Most of us know in our heads that we are not to worry because there are lots of verses in the Bible that tell us so.
“Be anxious for nothing. . .”
We are told hundreds of times,
“Fear not. . .”
“God has not given us a spirit of fear. . .”
Here is where knowing the relational brain science comes in. We can move head knowledge to heart knowledge as we re-train our brains. The feelings we are not to avoid are on the Right Side of our brains. It seems to me that worrying is a way to avoid at least one of them–sadness.
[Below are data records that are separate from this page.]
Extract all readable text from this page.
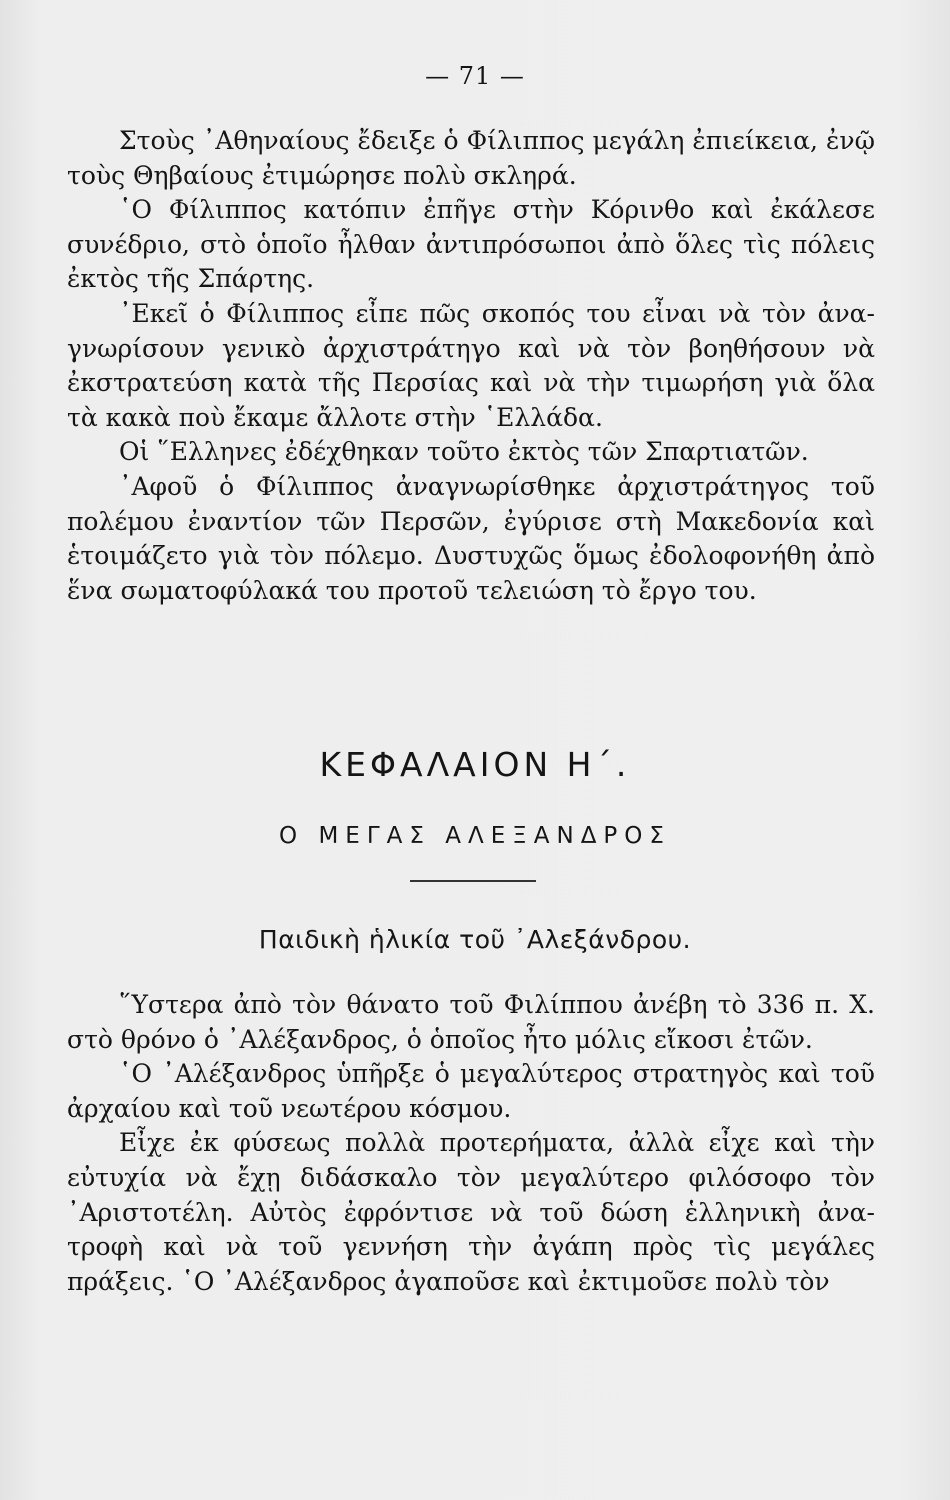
— 71 —

Στοὺς ᾿Αθηναίους ἔδειξε ὁ Φίλιππος μεγάλη ἐπιείκεια, ἐνῷ τοὺς Θηβαίους ἐτιμώρησε πολὺ σκληρά.

῾Ο Φίλιππος κατόπιν ἐπῆγε στὴν Κόρινθο καὶ ἐκάλεσε συνέδριο, στὸ ὁποῖο ἦλθαν ἀντιπρόσωποι ἀπὸ ὅλες τὶς πόλεις ἐκτὸς τῆς Σπάρτης.

᾿Εκεῖ ὁ Φίλιππος εἶπε πῶς σκοπός του εἶναι νὰ τὸν ἀναγνωρίσουν γενικὸ ἀρχιστράτηγο καὶ νὰ τὸν βοηθήσουν νὰ ἐκστρατεύση κατὰ τῆς Περσίας καὶ νὰ τὴν τιμωρήση γιὰ ὅλα τὰ κακὰ ποὺ ἔκαμε ἄλλοτε στὴν ῾Ελλάδα.

Οἱ ῞Ελληνες ἐδέχθηκαν τοῦτο ἐκτὸς τῶν Σπαρτιατῶν.

᾿Αφοῦ ὁ Φίλιππος ἀναγνωρίσθηκε ἀρχιστράτηγος τοῦ πολέμου ἐναντίον τῶν Περσῶν, ἐγύρισε στὴ Μακεδονία καὶ ἑτοιμάζετο γιὰ τὸν πόλεμο. Δυστυχῶς ὅμως ἐδολοφονήθη ἀπὸ ἕνα σωματοφύλακά του προτοῦ τελειώση τὸ ἔργο του.

ΚΕΦΑΛΑΙΟΝ Η΄.
Ο ΜΕΓΑΣ ΑΛΕΞΑΝΔΡΟΣ
Παιδικὴ ἡλικία τοῦ ᾿Αλεξάνδρου.

῞Υστερα ἀπὸ τὸν θάνατο τοῦ Φιλίππου ἀνέβη τὸ 336 π. Χ. στὸ θρόνο ὁ ᾿Αλέξανδρος, ὁ ὁποῖος ἦτο μόλις εἴκοσι ἐτῶν.

῾Ο ᾿Αλέξανδρος ὑπῆρξε ὁ μεγαλύτερος στρατηγὸς καὶ τοῦ ἀρχαίου καὶ τοῦ νεωτέρου κόσμου.

Εἶχε ἐκ φύσεως πολλὰ προτερήματα, ἀλλὰ εἶχε καὶ τὴν εὐτυχία νὰ ἔχῃ διδάσκαλο τὸν μεγαλύτερο φιλόσοφο τὸν ᾿Αριστοτέλη. Αὐτὸς ἐφρόντισε νὰ τοῦ δώση ἑλληνικὴ ἀνατροφὴ καὶ νὰ τοῦ γεννήση τὴν ἀγάπη πρὸς τὶς μεγάλες πράξεις. ῾Ο ᾿Αλέξανδρος ἀγαποῦσε καὶ ἐκτιμοῦσε πολὺ τὸν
Don’t Use Worry to Avoid Sadness
Avoiding sadness, (or despair, or fear) stirs that stinky pot of worry. Believing we can control an outcome keeps us from feeling the sadness that will come with a dreaded outcome. What we need is someone to sit with us while we feel how sad it would be if the dreaded outcome happens. Facing and feeling the emotion diminishes its sting. After we feel what we’ve been trying to avoid, someone can help us see our situation through God’s eyes and perspective.
Stay in the Moment
Seeing God’s perspective reminds us that the future is the Lord’s business. It’s something we cannot control; and most importantly, whatever happens when we get there, He will be there waiting for us. He heals the past by showing He was with us there; and He calls us to stay in the the Moment. We stay in the Moment because that is where He is–The Great I AM! Staying in the Moment is the Death of Worry. It’s trusting the Lord to be with us either way. It is rest.
The Great I Am is in the Moment
Lately there has been an extremely difficult circumstance in my life that wants to draw me strongly to What-If Land—the Land of Worry. One day it hurt so much to consider What-If Land that I practiced staying in the Moment by saying out loud,
“Right now I am shampooing my hair. Now I am rinsing. Now I am . . .”
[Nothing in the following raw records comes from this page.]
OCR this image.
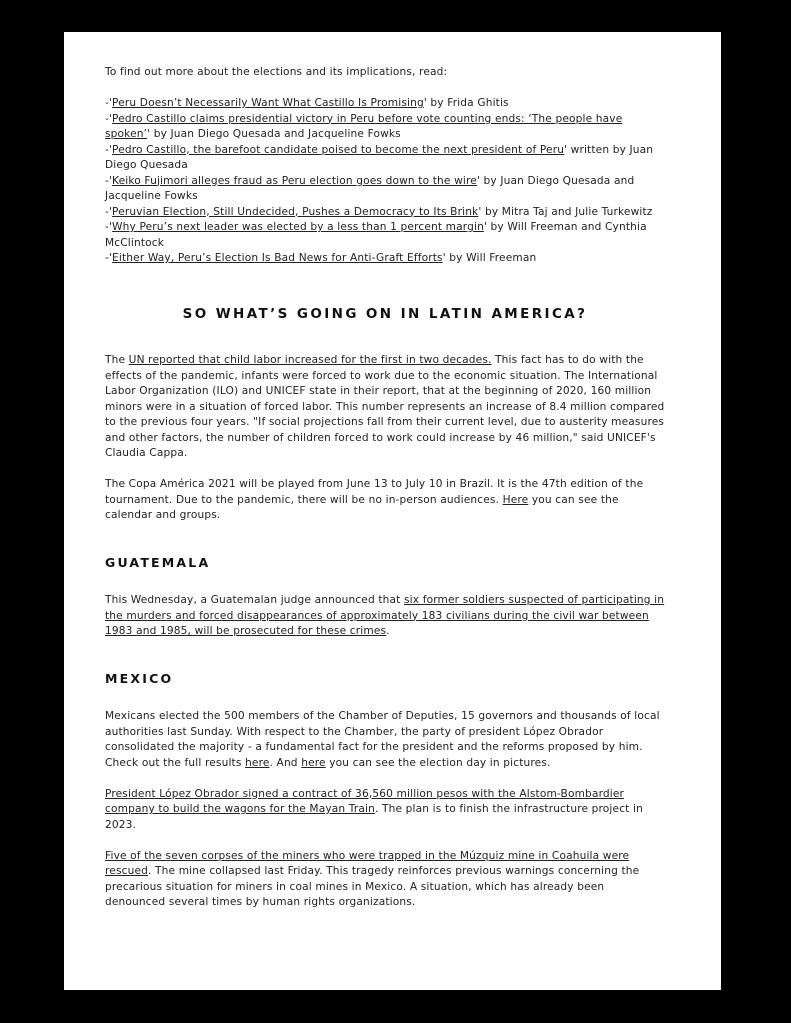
To find out more about the elections and its implications, read:

-'Peru Doesn’t Necessarily Want What Castillo Is Promising' by Frida Ghitis

-'Pedro Castillo claims presidential victory in Peru before vote counting ends: ‘The people have spoken’' by Juan Diego Quesada and Jacqueline Fowks

-'Pedro Castillo, the barefoot candidate poised to become the next president of Peru' written by Juan Diego Quesada

-'Keiko Fujimori alleges fraud as Peru election goes down to the wire' by Juan Diego Quesada and Jacqueline Fowks

-'Peruvian Election, Still Undecided, Pushes a Democracy to Its Brink' by Mitra Taj and Julie Turkewitz

-'Why Peru’s next leader was elected by a less than 1 percent margin' by Will Freeman and Cynthia McClintock

-'Either Way, Peru’s Election Is Bad News for Anti-Graft Efforts' by Will Freeman

SO WHAT’S GOING ON IN LATIN AMERICA?

The UN reported that child labor increased for the first in two decades. This fact has to do with the effects of the pandemic, infants were forced to work due to the economic situation. The International Labor Organization (ILO) and UNICEF state in their report, that at the beginning of 2020, 160 million minors were in a situation of forced labor. This number represents an increase of 8.4 million compared to the previous four years. "If social projections fall from their current level, due to austerity measures and other factors, the number of children forced to work could increase by 46 million," said UNICEF's Claudia Cappa.

The Copa América 2021 will be played from June 13 to July 10 in Brazil. It is the 47th edition of the tournament. Due to the pandemic, there will be no in-person audiences. Here you can see the calendar and groups.

GUATEMALA

This Wednesday, a Guatemalan judge announced that six former soldiers suspected of participating in the murders and forced disappearances of approximately 183 civilians during the civil war between 1983 and 1985, will be prosecuted for these crimes.

MEXICO

Mexicans elected the 500 members of the Chamber of Deputies, 15 governors and thousands of local authorities last Sunday. With respect to the Chamber, the party of president López Obrador consolidated the majority - a fundamental fact for the president and the reforms proposed by him. Check out the full results here. And here you can see the election day in pictures.

President López Obrador signed a contract of 36,560 million pesos with the Alstom-Bombardier company to build the wagons for the Mayan Train. The plan is to finish the infrastructure project in 2023.

Five of the seven corpses of the miners who were trapped in the Múzquiz mine in Coahuila were rescued. The mine collapsed last Friday. This tragedy reinforces previous warnings concerning the precarious situation for miners in coal mines in Mexico. A situation, which has already been denounced several times by human rights organizations.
I continued to look at Him by saying,
“You are here, Jesus. You are real. I can trust You. And I will keep my eyes on You and stay in the moment. I won’t go to What-If Land.”
Turning to Him is the key. I still felt the pain and sadness of the circumstance, but I was not worrying. And I was not alone.
Death to Worry
As I turn to Jesus and remember that staying in the moment is the death to worry; He is deepening my trust. He’s using the difficult circumstance to draw me deeper into Himself and help me rest in His love. I don’t want to live in fear and what-if; I want to keep my eyes on Him. Right here in the Moment. What-If Land takes us straight to worry. Worry is a lie.
Mary Jo
Thank you for sharing this Barbara. Because of you and your ministering to me I don’t worry as much as I used to. And this is a great reminder of truth. I am praying for you too.
Helen
Hi Barbara,
I just found you today through the life model works shop. I met Jim and Chris at an International Trauma Retreat as a counsellor many years ago and trained with them at retreats and online studies. I’ve lead retreats, book studies and did Connexus with a lovely group of people in my hometown.
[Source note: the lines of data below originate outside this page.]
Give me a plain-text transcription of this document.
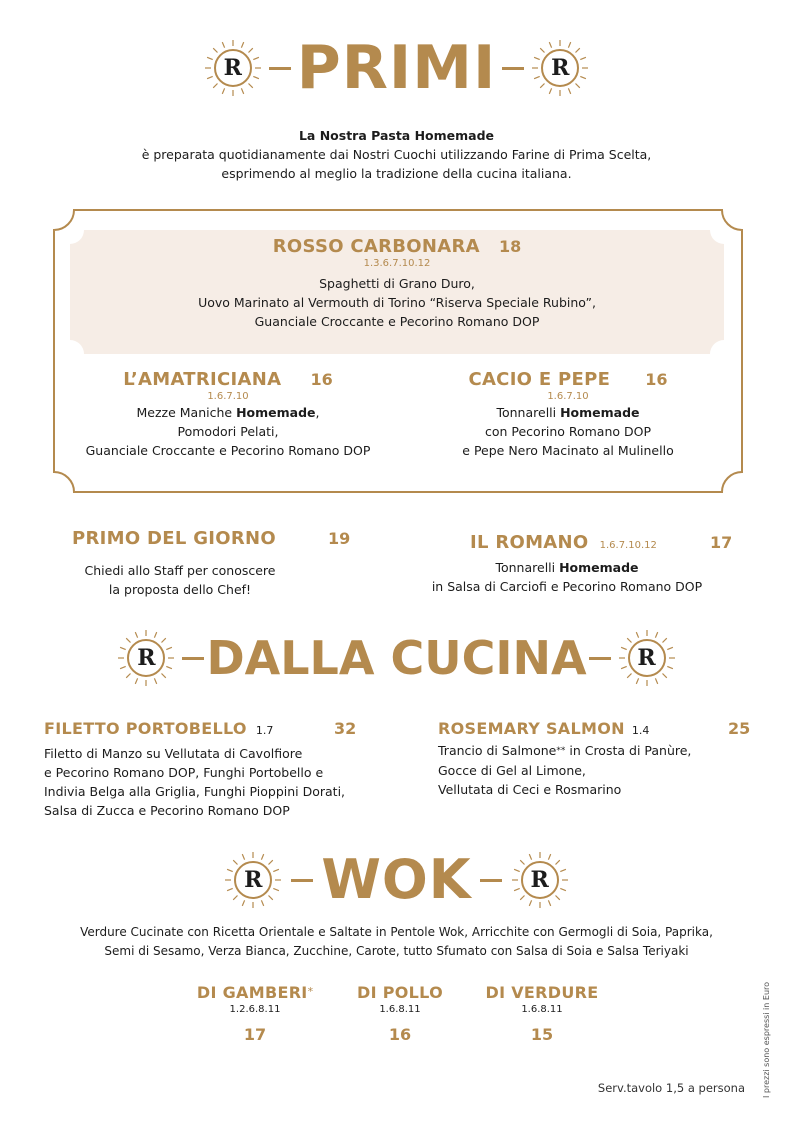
R PRIMI	R
La Nostra Pasta Homemade
è preparata quotidianamente dai Nostri Cuochi utilizzando Farine di Prima Scelta,
esprimendo al meglio la tradizione della cucina italiana.
ROSSO CARBONARA 18
1.3.6.7.10.12
Spaghetti di Grano Duro,
Uovo Marinato al Vermouth di Torino “Riserva Speciale Rubino”,
Guanciale Croccante e Pecorino Romano DOP
L’AMATRICIANA 16
1.6.7.10
Mezze Maniche Homemade,
Pomodori Pelati,
Guanciale Croccante e Pecorino Romano DOP
CACIO E PEPE 16
1.6.7.10
Tonnarelli Homemade
con Pecorino Romano DOP
e Pepe Nero Macinato al Mulinello
PRIMO DEL GIORNO	19
Chiedi allo Staff per conoscere
la proposta dello Chef!
IL ROMANO 1.6.7.10.12	17
Tonnarelli Homemade
in Salsa di Carciofi e Pecorino Romano DOP
R	DALLA CUCINA	R
FILETTO PORTOBELLO 1.7	32
Filetto di Manzo su Vellutata di Cavolfiore
e Pecorino Romano DOP, Funghi Portobello e
Indivia Belga alla Griglia, Funghi Pioppini Dorati,
Salsa di Zucca e Pecorino Romano DOP
ROSEMARY SALMON 1.4	25
Trancio di Salmone** in Crosta di Panùre,
Gocce di Gel al Limone,
Vellutata di Ceci e Rosmarino
R	WOK	R
Verdure Cucinate con Ricetta Orientale e Saltate in Pentole Wok, Arricchite con Germogli di Soia, Paprika,
Semi di Sesamo, Verza Bianca, Zucchine, Carote, tutto Sfumato con Salsa di Soia e Salsa Teriyaki
DI GAMBERI*
1.2.6.8.11
17
DI POLLO
1.6.8.11
16
DI VERDURE
1.6.8.11
15
Serv.tavolo 1,5 a persona I prezzi sono espressi in Euro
Your blog is wonderful! Thank you! I resonate one hundred percent with your take on worry originating in What-If-Land and it’s already a relief to think of it as an action we allow where the enemy surely extracts our energy of joy in the Lord with lies. Understanding my fear and despair this way is going to go a long way in keeping me resting in my Lord. I too have recently encountered several very devastating situations in my life. I’m so glad I found your blog!